The display was easy to read up close, but would it be readable from your listening position? My eyesight is fine for distance, but from anywhere beyond about 7 feet, I couldn't make out the text without straining. Being able to search the library of music you've stored is the key that unlocks the power of a music server. You'll need to search the stored files both to find something to listen to now and to create or edit playlists for future use. Using the Rio Central's search function, however, means that you have to stay close to the server and use its front-panel controls rather than the remote.

That caveat aside, the Rio server rates high on the "cool" scale. It includes a number of clever features that show somebody was thinking long and hard. For example, every time you rip a whole CD or a selected track to the hard drive, it actually makes two copies, one at the bit rate you've designated as Standard and one at a more space-efficient bit rate you designate as Portable. Then when you download songs to your Rio portable player via the front-panel USB port, the Rio Central automatically transfers the space-saving versions. This convenient feature is, of course, defeatable, and you can set either the Standard or Portable bit rate however you like.

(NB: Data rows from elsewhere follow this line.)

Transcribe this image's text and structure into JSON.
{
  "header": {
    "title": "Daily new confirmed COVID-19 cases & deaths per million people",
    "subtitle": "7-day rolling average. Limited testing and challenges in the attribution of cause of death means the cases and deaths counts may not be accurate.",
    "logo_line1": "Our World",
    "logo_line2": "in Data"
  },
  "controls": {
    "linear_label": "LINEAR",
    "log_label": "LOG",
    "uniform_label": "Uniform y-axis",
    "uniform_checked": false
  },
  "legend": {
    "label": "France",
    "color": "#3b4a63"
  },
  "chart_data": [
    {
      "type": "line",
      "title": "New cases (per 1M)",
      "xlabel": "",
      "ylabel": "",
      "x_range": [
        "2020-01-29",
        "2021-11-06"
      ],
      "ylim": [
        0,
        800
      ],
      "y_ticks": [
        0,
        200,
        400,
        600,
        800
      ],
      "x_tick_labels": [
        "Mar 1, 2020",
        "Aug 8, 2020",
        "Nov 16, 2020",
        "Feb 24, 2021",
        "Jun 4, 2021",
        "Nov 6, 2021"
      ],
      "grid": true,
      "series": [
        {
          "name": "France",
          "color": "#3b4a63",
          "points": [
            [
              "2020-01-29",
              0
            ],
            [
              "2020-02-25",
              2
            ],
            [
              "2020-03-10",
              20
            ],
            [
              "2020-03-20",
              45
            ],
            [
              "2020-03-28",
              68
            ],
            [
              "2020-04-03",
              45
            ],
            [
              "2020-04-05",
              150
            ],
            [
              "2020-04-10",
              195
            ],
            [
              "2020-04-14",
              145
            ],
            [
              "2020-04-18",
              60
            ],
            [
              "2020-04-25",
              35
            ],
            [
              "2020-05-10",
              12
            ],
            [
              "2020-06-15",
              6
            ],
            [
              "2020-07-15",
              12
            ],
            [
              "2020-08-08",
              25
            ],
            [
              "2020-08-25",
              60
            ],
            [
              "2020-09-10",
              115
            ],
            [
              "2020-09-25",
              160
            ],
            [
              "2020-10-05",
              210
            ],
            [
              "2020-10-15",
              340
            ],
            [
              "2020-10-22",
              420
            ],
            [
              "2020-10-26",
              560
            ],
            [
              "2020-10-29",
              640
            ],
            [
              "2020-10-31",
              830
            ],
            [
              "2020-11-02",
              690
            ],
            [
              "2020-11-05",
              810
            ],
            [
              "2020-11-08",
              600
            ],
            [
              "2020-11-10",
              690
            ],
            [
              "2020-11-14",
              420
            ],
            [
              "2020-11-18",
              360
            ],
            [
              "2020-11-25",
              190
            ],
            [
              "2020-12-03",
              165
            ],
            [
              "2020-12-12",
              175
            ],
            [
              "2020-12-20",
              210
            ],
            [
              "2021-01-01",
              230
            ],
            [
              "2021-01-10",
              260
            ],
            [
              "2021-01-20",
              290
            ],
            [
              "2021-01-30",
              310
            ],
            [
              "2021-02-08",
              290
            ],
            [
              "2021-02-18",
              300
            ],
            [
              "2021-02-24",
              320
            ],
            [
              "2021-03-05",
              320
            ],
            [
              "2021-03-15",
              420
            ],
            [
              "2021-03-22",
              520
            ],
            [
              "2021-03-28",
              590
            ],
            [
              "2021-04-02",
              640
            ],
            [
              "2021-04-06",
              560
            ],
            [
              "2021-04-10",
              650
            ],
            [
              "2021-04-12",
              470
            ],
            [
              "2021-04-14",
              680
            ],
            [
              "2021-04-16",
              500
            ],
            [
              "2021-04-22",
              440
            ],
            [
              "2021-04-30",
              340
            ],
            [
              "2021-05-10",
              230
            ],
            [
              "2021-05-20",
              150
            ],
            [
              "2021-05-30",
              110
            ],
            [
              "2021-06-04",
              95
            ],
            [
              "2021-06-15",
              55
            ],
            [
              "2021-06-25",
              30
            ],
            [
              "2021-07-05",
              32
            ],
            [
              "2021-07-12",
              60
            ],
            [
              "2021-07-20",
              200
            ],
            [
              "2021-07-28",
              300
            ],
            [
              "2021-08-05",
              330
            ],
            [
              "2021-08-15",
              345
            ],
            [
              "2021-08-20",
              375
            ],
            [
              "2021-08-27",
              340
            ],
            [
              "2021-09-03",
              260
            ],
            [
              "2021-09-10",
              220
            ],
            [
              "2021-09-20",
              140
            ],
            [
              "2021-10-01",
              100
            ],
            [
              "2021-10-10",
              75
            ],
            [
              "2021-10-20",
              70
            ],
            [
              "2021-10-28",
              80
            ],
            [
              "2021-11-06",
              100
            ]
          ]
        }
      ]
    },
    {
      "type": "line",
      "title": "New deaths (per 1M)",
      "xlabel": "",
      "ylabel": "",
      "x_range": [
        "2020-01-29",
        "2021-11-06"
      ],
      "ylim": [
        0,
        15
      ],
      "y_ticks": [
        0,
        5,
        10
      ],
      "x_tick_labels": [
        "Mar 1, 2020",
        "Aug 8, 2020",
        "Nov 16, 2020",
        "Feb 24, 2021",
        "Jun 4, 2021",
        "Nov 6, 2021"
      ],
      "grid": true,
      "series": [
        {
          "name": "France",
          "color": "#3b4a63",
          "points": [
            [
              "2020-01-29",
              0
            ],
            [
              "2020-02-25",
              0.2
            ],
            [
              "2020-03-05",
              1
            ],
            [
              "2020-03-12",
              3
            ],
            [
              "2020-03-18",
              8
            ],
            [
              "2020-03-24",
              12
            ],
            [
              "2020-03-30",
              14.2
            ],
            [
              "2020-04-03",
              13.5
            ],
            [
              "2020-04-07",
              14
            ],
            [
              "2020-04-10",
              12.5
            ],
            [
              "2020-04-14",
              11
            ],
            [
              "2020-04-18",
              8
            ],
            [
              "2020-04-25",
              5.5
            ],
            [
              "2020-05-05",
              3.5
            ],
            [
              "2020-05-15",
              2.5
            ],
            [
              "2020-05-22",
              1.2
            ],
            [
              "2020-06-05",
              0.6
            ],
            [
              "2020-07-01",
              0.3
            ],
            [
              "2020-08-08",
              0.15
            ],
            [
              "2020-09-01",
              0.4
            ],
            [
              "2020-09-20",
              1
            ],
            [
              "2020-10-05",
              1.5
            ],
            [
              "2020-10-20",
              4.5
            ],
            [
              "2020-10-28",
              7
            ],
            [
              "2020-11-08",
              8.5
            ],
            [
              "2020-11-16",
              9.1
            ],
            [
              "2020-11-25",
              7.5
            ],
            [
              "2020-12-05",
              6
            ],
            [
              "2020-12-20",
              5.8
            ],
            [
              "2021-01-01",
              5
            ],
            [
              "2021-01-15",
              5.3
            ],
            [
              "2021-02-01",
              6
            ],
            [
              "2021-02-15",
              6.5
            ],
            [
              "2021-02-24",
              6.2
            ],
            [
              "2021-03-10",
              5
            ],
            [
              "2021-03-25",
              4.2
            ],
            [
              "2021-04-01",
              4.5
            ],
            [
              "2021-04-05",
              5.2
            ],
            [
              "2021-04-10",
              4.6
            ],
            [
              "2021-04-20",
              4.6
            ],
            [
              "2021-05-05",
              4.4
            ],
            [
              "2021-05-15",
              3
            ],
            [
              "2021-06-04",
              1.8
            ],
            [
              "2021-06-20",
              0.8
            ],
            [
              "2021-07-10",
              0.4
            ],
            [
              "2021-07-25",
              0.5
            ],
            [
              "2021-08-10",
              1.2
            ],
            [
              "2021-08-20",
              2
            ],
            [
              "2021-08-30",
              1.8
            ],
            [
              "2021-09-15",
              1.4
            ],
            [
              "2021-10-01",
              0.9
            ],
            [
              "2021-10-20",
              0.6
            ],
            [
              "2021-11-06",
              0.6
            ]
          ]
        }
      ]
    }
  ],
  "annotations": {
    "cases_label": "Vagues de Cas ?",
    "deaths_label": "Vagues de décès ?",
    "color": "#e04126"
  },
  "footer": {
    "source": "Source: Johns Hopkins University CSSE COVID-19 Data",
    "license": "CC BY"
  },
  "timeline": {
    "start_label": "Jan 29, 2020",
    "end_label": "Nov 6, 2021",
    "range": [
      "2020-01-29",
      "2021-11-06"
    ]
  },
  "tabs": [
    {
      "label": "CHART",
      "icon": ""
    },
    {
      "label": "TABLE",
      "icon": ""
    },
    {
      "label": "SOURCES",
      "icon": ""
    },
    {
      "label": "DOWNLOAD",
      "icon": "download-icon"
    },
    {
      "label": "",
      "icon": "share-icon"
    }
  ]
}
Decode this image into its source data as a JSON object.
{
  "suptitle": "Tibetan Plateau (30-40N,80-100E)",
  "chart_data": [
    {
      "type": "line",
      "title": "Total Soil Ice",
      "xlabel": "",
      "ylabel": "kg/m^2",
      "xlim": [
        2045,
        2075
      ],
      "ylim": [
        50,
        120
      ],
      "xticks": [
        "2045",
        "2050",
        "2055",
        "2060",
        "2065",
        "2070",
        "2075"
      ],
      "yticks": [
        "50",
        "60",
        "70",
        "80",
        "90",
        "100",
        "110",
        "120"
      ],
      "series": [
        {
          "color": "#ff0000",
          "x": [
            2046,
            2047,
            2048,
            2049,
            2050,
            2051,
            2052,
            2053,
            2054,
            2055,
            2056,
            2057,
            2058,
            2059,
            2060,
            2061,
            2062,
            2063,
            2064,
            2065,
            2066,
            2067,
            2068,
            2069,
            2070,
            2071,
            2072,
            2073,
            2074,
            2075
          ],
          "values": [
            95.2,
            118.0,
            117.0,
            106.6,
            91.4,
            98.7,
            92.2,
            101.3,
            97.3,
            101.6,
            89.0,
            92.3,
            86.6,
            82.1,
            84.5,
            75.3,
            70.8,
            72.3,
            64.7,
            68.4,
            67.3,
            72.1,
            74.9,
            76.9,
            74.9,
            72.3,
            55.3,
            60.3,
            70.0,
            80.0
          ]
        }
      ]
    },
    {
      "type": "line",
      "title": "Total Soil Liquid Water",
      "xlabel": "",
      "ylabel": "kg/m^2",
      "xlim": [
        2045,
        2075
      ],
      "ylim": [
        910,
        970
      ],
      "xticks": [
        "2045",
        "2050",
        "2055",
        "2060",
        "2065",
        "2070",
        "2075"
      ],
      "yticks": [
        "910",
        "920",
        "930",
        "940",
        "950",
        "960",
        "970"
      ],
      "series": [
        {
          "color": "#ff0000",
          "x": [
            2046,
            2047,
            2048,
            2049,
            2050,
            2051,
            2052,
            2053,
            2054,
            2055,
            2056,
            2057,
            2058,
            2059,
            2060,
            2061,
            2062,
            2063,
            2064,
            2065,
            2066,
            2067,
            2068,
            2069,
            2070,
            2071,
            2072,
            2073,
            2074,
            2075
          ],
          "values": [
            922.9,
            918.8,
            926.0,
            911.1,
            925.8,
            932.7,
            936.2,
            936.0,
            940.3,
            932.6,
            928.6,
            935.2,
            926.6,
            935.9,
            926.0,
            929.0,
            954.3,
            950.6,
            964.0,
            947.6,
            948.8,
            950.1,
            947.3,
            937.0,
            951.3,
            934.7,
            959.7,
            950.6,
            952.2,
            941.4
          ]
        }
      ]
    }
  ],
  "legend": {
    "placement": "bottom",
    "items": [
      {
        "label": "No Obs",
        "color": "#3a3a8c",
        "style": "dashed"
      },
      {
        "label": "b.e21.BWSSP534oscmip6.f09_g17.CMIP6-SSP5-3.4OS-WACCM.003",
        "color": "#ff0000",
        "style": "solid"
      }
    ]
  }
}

Ironically, the Rio Central didn't support my Rio 500 portable MP3 player, though two other servers in our test group transferred to the same portable without a hitch. Another oddity: When I dubbed the Corrs' In Blue in its entirety (I was grabbing CDs off the rack pretty much at random at that point), I ended up with 17 tracks instead of 15 - the first two tracks each appeared (and played) twice. Welcome to the digital era!

Here's another clever feature: a Multiple CD record mode that rips discs one after another, beginning each new disc as fast as you can replace the previous one in the tray - no need to reset any controls or even prompt the machine to get going. (You'll see how handy this feature is when you first bring your music server home and face the task of loading in a few hundred discs.) Better still, the Rio Central was the clear speed champ, ripping music at around 8x speed, digesting the typical pop CD in just 7 or 8 minutes. You can listen to a disc while recording it or listen to other tunes already on the hard drive without slowing the server down appreciably.

The local CDDB database on the hard drive found every pop CD I loaded but missed many of my classical recordings (including the fairly mainstream Schumann CD that I used to test the servers' capabilities). Using the built-in modem to dial up and download four CDs' worth of text data took about 4 minutes. Though the Rio Central does boast HomePNA compatibility, I don't have that kind of setup, so I tried to use a USB-to-Ethernet adapter for broadband access. But after spending $40 at CompUSA for the specified adapter, I couldn't get it to work.

There's plenty to like about the Rio Central music server. To name just one more item, besides all the usual ways of sorting files to create playlists, you can select the 40 tracks you've played most often (presumably your faves), the 40 you've played most recently, or those you've played least recently, for a fresh sound. In terms of pure music-serving facilities - leaving aside its lack of video output and built-in Ethernet - the Rio Central probably offers the most of these five servers, with the easiest, fastest CD-to-MP3 transfers and most flexible playlist creation.